Sermons are now “TED talks.”  They’re “how can I improve my life?” talks instead of “how does Jesus ask me to give up my life?” proclamations. (And I love me some TED talks)

And, look, I’m all for practical and relevant sermons.  I think I give them. And I’m all for trying to improve myself and others.  I hope I do that in some ways.

But I’m pretty sure Jesus didn’t die on the cross so that I can learn how to reach higher in life.  I’m pretty sure Jesus talked, lived, and died in such a way that makes me desire downward mobility rather than upward mobility.

The downward mobility of washing feet.  The downward mobility of kneeling with those in grief.
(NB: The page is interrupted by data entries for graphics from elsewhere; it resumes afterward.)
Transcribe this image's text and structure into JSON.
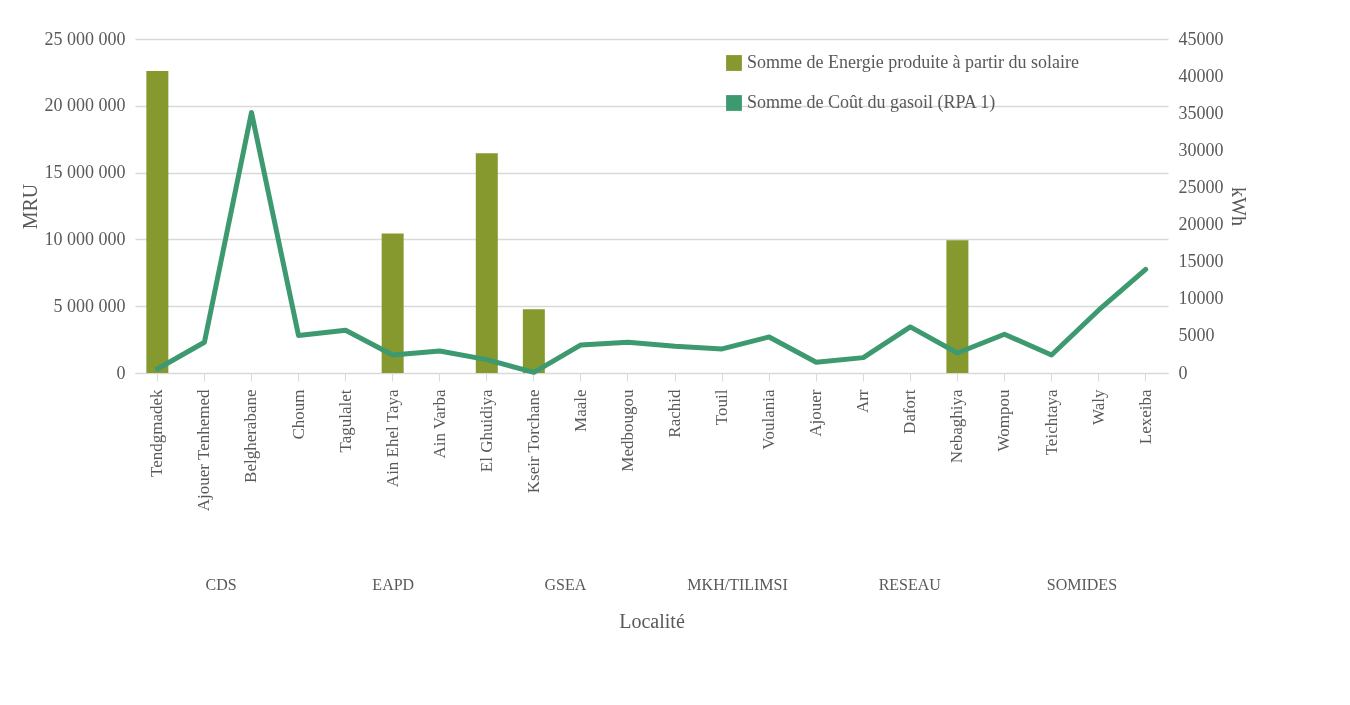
{
  "chart_data": {
    "type": "bar",
    "xlabel": "Localité",
    "ylabel": "MRU",
    "y2label": "kWh",
    "categories": [
      "Tendgmadek",
      "Ajouer Tenhemed",
      "Belgherabane",
      "Choum",
      "Tagulalet",
      "Ain Ehel Taya",
      "Ain Varba",
      "El Ghuidiya",
      "Kseir Torchane",
      "Maale",
      "Medbougou",
      "Rachid",
      "Touil",
      "Voulania",
      "Ajouer",
      "Arr",
      "Dafort",
      "Nebaghiya",
      "Wompou",
      "Teichtaya",
      "Waly",
      "Lexeiba"
    ],
    "series": [
      {
        "name": "Somme de Energie produite à partir du solaire",
        "axis": "y2",
        "color": "#86992e",
        "values": [
          40700,
          null,
          null,
          null,
          null,
          18800,
          null,
          29600,
          8600,
          null,
          null,
          null,
          null,
          null,
          null,
          null,
          null,
          17900,
          null,
          null,
          null,
          null
        ]
      },
      {
        "name": "Somme de Coût du gasoil (RPA 1)",
        "type": "line",
        "color": "#3d9970",
        "values": [
          300000,
          2300000,
          19500000,
          2800000,
          3200000,
          1350000,
          1650000,
          1000000,
          50000,
          2100000,
          2300000,
          2000000,
          1800000,
          2700000,
          800000,
          1150000,
          3450000,
          1500000,
          2900000,
          1350000,
          4700000,
          7750000
        ]
      }
    ],
    "ylim": [
      0,
      25000000
    ],
    "yticks": [
      {
        "value": 0,
        "label": "0"
      },
      {
        "value": 5000000,
        "label": "5 000 000"
      },
      {
        "value": 10000000,
        "label": "10 000 000"
      },
      {
        "value": 15000000,
        "label": "15 000 000"
      },
      {
        "value": 20000000,
        "label": "20 000 000"
      },
      {
        "value": 25000000,
        "label": "25 000 000"
      }
    ],
    "y2lim": [
      0,
      45000
    ],
    "y2ticks": [
      0,
      5000,
      10000,
      15000,
      20000,
      25000,
      30000,
      35000,
      40000,
      45000
    ],
    "grid": "y",
    "legend": "top right",
    "annotations": [
      "CDS",
      "EAPD",
      "GSEA",
      "MKH/TILIMSI",
      "RESEAU",
      "SOMIDES"
    ]
  }
}
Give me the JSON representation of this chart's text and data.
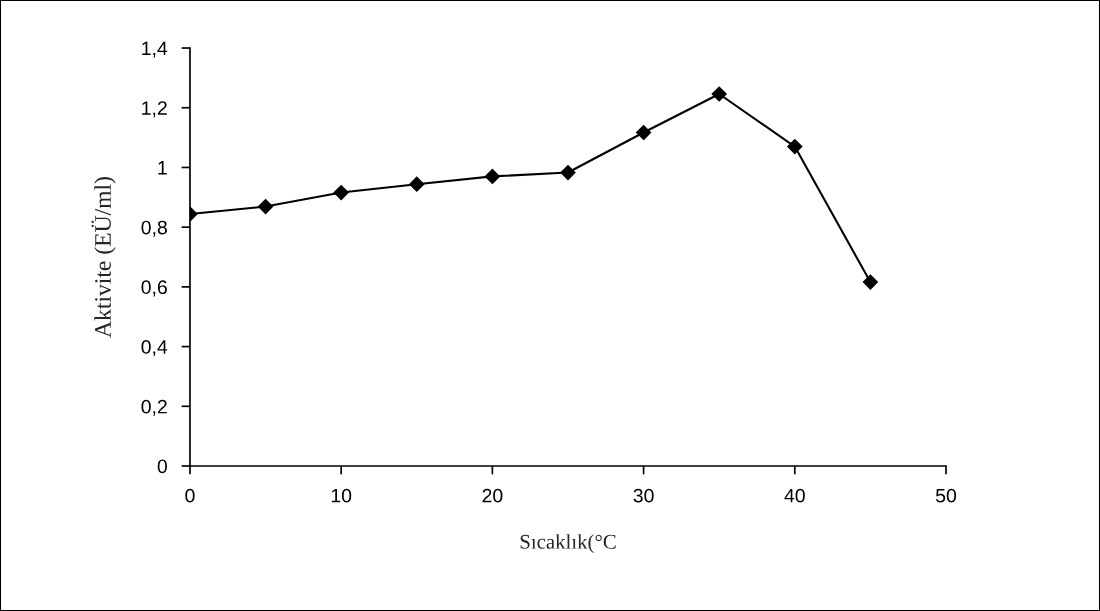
{
  "chart_data": {
    "type": "line",
    "xlabel": "Sıcaklık(°C",
    "ylabel": "Aktivite (EÜ/ml)",
    "x": [
      0,
      5,
      10,
      15,
      20,
      25,
      30,
      35,
      40,
      45
    ],
    "series": [
      {
        "color": "#000000",
        "values": [
          0.844,
          0.869,
          0.916,
          0.944,
          0.97,
          0.983,
          1.117,
          1.246,
          1.07,
          0.616
        ]
      }
    ],
    "xlim": [
      0,
      50
    ],
    "xticks": [
      0,
      10,
      20,
      30,
      40,
      50
    ],
    "ylim": [
      0,
      1.4
    ],
    "yticks": [
      0,
      {
        "value": 0.2,
        "label": "0,2"
      },
      {
        "value": 0.4,
        "label": "0,4"
      },
      {
        "value": 0.6,
        "label": "0,6"
      },
      {
        "value": 0.8,
        "label": "0,8"
      },
      1,
      {
        "value": 1.2,
        "label": "1,2"
      },
      {
        "value": 1.4,
        "label": "1,4"
      }
    ],
    "marker": "diamond",
    "line_style": "solid",
    "grid": false,
    "legend": false
  }
}
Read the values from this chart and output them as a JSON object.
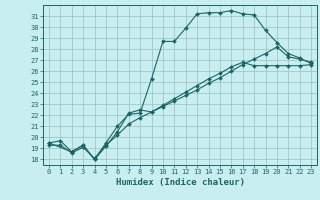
{
  "title": "",
  "xlabel": "Humidex (Indice chaleur)",
  "bg_color": "#c8eef0",
  "grid_color": "#9bbfbf",
  "line_color": "#1a6666",
  "xlim": [
    -0.5,
    23.5
  ],
  "ylim": [
    17.5,
    32.0
  ],
  "xticks": [
    0,
    1,
    2,
    3,
    4,
    5,
    6,
    7,
    8,
    9,
    10,
    11,
    12,
    13,
    14,
    15,
    16,
    17,
    18,
    19,
    20,
    21,
    22,
    23
  ],
  "yticks": [
    18,
    19,
    20,
    21,
    22,
    23,
    24,
    25,
    26,
    27,
    28,
    29,
    30,
    31
  ],
  "line1_x": [
    0,
    1,
    2,
    3,
    4,
    5,
    6,
    7,
    8,
    9,
    10,
    11,
    12,
    13,
    14,
    15,
    16,
    17,
    18,
    19,
    20,
    21,
    22,
    23
  ],
  "line1_y": [
    19.5,
    19.7,
    18.7,
    19.3,
    18.0,
    19.5,
    21.0,
    22.1,
    22.2,
    25.3,
    28.7,
    28.7,
    29.9,
    31.2,
    31.3,
    31.3,
    31.5,
    31.2,
    31.1,
    29.7,
    28.6,
    27.6,
    27.2,
    26.7
  ],
  "line2_x": [
    0,
    1,
    2,
    3,
    4,
    5,
    6,
    7,
    8,
    9,
    10,
    11,
    12,
    13,
    14,
    15,
    16,
    17,
    18,
    19,
    20,
    21,
    22,
    23
  ],
  "line2_y": [
    19.3,
    19.3,
    18.6,
    19.1,
    18.1,
    19.3,
    20.2,
    21.2,
    21.8,
    22.3,
    22.9,
    23.5,
    24.1,
    24.7,
    25.3,
    25.8,
    26.4,
    26.8,
    26.5,
    26.5,
    26.5,
    26.5,
    26.5,
    26.6
  ],
  "line3_x": [
    0,
    2,
    3,
    4,
    5,
    6,
    7,
    8,
    9,
    10,
    11,
    12,
    13,
    14,
    15,
    16,
    17,
    18,
    19,
    20,
    21,
    22,
    23
  ],
  "line3_y": [
    19.5,
    18.7,
    19.3,
    18.0,
    19.2,
    20.5,
    22.2,
    22.5,
    22.3,
    22.8,
    23.3,
    23.8,
    24.3,
    24.9,
    25.4,
    26.0,
    26.6,
    27.1,
    27.6,
    28.2,
    27.3,
    27.1,
    26.8
  ]
}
The downward mobility of embracing a life that banks more on repentance and grace rather than “trying harder” or “getting it right.”

In my neck of the woods so many churches are embracing the arrow over the cross.  The arrow of “make your life better” instead of “God is embracing you where you are, and believe it or not, that is better than constantly trying to make your life better.”  And I get why it’s happening, at least in part.  Arrows can speak to transcendence, a desire that humanity has been wrestling with since we first started to think bigger than our stomachs.  But the problem is that arrows promise a false transcendence; a transcendence that requires you to “keep climbing” instead of giving up.

But the cross speaks of giving up.  Specifically giving up your life for the sake of others.  And only then realizing that your life is given back to you in a new way.The cross speaks to the truth of human fragility, human vulnerability, human suffering and, subversively, Divine hope.  The arrow speaks to the lies of stair-stepping our way to salvation and human moral progress in such a way the sacrifice is less about “what I give up” and more about “I’m going to work harder.”

A difficult truth to swallow for some may be this understanding, which I’ve come to see as true: sometimes I find people following other faith paths (and sometimes even no faith path) living a more cruciform life than those with Jesus fish on the back of their cars.

And it’s not about wealth or church attendance or even belief statements, necessarily.  It’s about, as Jesus says, “Losing your life to gain it.”  It’s about starving the all-consuming ego monster in deference for the Other in front of you.  It’s about God resurrecting you more than you trying over and over again to resuscitate your happiness, self-worth, career, what have you.

This is something that 12 step programs understand so well, and something that we’re missing in the pews (or auditorium chairs, if that’s your thing).

Now, before you write that response below, I have to clarify something: I’m not for living or wallowing in total depravity.  I’m not for shunning the gym or canceling your therapist.  I am all for self-betterment in the non-annoying, non-cloying, non-consumerist ways it can happen (spoiler alert: that audio book will not “take away your Mondays”…but you knew that before you bought it and you bought it anyway because you’re willing to try anything to get rid of that feeling, right?).  This is not just a “grumpy church person” rant.

I think these things form and shape us.  And I think arrows are bad news when it comes to spiritual life.  They look like good news, but as a Lutheran I must “call a thing what it is.”  And it is bad news.

Because we don’t climb our way out of life.  This life is not about the climb.  We can’t climb out of that life, no matter how high you go, but we can live in such a way that we give up that life in exchange for a different one not so intent on moving up, but more intent on having the Spirit move within.

But the Spirit does all sorts of thing that will make you unhappy.  Things like:

Ask you to give up your life for the sake of others.

Ask you to put down the self-help book, to help the other selves around you.

Ask you to speak out against injustice  and own your role in the system (a system that promises you ascension at the expense of others).

Things like convince you that God is less interested in how much money you make, and more interested in how much money you decide to keep.

And, ironically, that’s exactly what we need.